Ein kleiner, dunkler Planet umkreiste seine Sonne. Seit Jahrmillionen umkreiste er sie schon und näherte sich ihr dabei sehr langsam und vorsichtig immer ein wenig näher an. Denn die Sonne übte eine starke Anziehungskraft auf den kleinen Planeten aus. Und doch blieb die Distanz zwischen den beiden nahezu unüberbrückbar groß.
Darum fühlte sich der kleine, dunkle Planet auch oft sehr einsam. Er war auch der einzige Planet in seinem Sonnensystem. Da waren keine Gefährten, die gemeinsam mit ihm ihre Bahnen um die Sonne zogen. Er hatte niemanden, mit dem er wenigstens ab und an einmal ein paar Worte hätte wechseln können. Einsam musste er seine Bahn um seine Sonne ziehen. Manchmal versuchter er natürlich, sich mit der Sonne zu unterhalten. Doch die Entfernung zu ihr war viel zu groß, auch wenn er sich ihr vorsichtig und schüchtern immer ein wenig mehr anzunähern versuchte. Es gab zwar in der unendlichen Schwärze des Weltalls noch diese unzähligen, winzig kleinen Lichtpünktchen; doch auch diese sprachen nicht mit ihm. So zog der kleine Planet einsam und schweigend seine Bahn um seine Sonne.

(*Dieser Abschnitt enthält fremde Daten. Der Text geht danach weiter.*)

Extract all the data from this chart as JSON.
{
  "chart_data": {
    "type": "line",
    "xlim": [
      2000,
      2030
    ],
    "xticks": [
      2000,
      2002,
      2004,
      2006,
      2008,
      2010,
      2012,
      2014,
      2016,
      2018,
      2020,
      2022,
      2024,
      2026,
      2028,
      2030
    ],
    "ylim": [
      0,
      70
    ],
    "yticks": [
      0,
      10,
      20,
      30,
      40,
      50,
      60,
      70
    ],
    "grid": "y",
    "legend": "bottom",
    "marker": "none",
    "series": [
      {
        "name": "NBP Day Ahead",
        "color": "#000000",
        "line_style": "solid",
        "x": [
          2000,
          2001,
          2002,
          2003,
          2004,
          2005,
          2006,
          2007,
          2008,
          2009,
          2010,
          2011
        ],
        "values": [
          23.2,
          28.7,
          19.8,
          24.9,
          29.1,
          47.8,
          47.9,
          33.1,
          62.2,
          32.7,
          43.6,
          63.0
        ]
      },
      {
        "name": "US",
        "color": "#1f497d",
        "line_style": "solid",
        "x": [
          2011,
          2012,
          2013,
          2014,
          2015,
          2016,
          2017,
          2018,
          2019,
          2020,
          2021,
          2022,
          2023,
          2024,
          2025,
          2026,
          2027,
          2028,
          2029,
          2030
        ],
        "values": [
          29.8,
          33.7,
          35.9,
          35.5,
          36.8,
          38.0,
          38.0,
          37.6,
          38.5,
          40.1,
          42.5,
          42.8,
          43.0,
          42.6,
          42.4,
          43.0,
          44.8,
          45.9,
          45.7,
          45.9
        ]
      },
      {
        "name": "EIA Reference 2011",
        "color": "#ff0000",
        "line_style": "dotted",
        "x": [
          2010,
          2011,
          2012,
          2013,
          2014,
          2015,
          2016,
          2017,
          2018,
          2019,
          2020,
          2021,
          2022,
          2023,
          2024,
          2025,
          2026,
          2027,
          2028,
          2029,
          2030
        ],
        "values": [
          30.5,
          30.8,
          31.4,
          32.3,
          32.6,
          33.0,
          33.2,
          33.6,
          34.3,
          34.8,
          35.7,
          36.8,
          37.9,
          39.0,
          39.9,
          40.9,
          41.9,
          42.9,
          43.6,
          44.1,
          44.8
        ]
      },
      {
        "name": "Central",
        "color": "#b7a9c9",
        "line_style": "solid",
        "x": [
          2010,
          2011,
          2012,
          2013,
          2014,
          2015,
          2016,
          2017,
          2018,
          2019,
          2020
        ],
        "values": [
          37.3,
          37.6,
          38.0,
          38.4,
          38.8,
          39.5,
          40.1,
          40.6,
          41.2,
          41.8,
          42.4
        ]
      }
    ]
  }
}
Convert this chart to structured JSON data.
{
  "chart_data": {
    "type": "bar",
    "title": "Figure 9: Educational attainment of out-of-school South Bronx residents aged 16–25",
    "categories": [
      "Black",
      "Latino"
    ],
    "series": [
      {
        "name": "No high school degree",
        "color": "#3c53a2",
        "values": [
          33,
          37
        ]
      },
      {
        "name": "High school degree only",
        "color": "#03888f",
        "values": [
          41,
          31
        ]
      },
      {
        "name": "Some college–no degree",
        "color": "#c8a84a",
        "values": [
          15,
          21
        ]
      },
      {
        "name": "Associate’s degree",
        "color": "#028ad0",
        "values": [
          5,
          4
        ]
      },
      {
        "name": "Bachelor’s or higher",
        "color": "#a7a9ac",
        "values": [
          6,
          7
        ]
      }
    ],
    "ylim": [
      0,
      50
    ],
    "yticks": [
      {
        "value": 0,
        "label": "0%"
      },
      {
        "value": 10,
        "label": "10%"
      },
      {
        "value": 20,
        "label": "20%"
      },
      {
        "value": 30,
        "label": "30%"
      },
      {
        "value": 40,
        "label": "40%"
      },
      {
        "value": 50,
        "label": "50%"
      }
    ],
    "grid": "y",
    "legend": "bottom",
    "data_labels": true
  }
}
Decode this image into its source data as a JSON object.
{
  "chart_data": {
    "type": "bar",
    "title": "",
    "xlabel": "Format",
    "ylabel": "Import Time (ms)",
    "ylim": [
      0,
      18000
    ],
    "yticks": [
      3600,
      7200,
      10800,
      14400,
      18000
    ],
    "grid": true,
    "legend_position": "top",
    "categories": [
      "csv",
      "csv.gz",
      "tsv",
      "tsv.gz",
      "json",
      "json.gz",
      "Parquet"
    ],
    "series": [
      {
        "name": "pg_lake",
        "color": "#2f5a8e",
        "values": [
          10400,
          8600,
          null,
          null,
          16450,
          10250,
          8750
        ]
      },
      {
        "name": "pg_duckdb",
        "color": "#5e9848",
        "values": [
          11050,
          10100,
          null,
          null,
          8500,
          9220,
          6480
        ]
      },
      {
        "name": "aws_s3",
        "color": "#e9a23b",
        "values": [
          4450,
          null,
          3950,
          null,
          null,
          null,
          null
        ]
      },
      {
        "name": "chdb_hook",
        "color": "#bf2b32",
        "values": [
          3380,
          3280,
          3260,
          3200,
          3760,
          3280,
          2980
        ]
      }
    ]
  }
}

Einmal –es war schon viele hunderttausend Jahre her–, da flog ein großer Brocken aus Stein und Eis dicht an ihm vorbei. Der Felsbrocken glitzerte hell im Licht der Sonne, in unzähligen Farben schimmerte er, und stolz zog er einen langen Schweif hinter sich her. „Ich grüße Euch!“, sprach der kleine, dunkle Planet zu dem Kometen. Doch dieser schien den Planeten kaum wahrzunehmen und murmelte nur hastig: „Keine Zeit, keine Zeit! Ich bin unterwegs zu meiner Hochzeit und habe es sehr eilig!“ Mit diesen Worten war er dann auch flugs an dem kleinen, dunklen Planeten vorbeigesaust und schon bald, als ihn das Licht der Sonne nicht länger erreichen konnte, den Blicken des kleinen Planeten wieder entschwunden. So kreiste der kleine, dunkle Planet weiterhin einsam um seine Sonne. Zu den Jahrmillionen, die bereits vergangen waren, gesellten sich weitere Jahrmillionen hinzu. Das Muster der zahlreichen Lichtpünktchen, die fern in der Tiefe des Weltalls leuchteten, veränderte sich fortwährend. Mit Erstaunen stellte der kleine, dunkle Planet dies eines Tages fest. Viele der alten Lichtpünktchen leuchteten nicht mehr. Dafür waren an anderen Stellen neue aufgetaucht. Der kleine, dunkle Planet fand das sehr merkwürdig. Was wohl mit den Lichtpünktchen geschehen sein mag? Er versank tief in Gedanken und umkreiste währenddessen weiterhin einsam seine Sonne. Jahrtausende vergingen.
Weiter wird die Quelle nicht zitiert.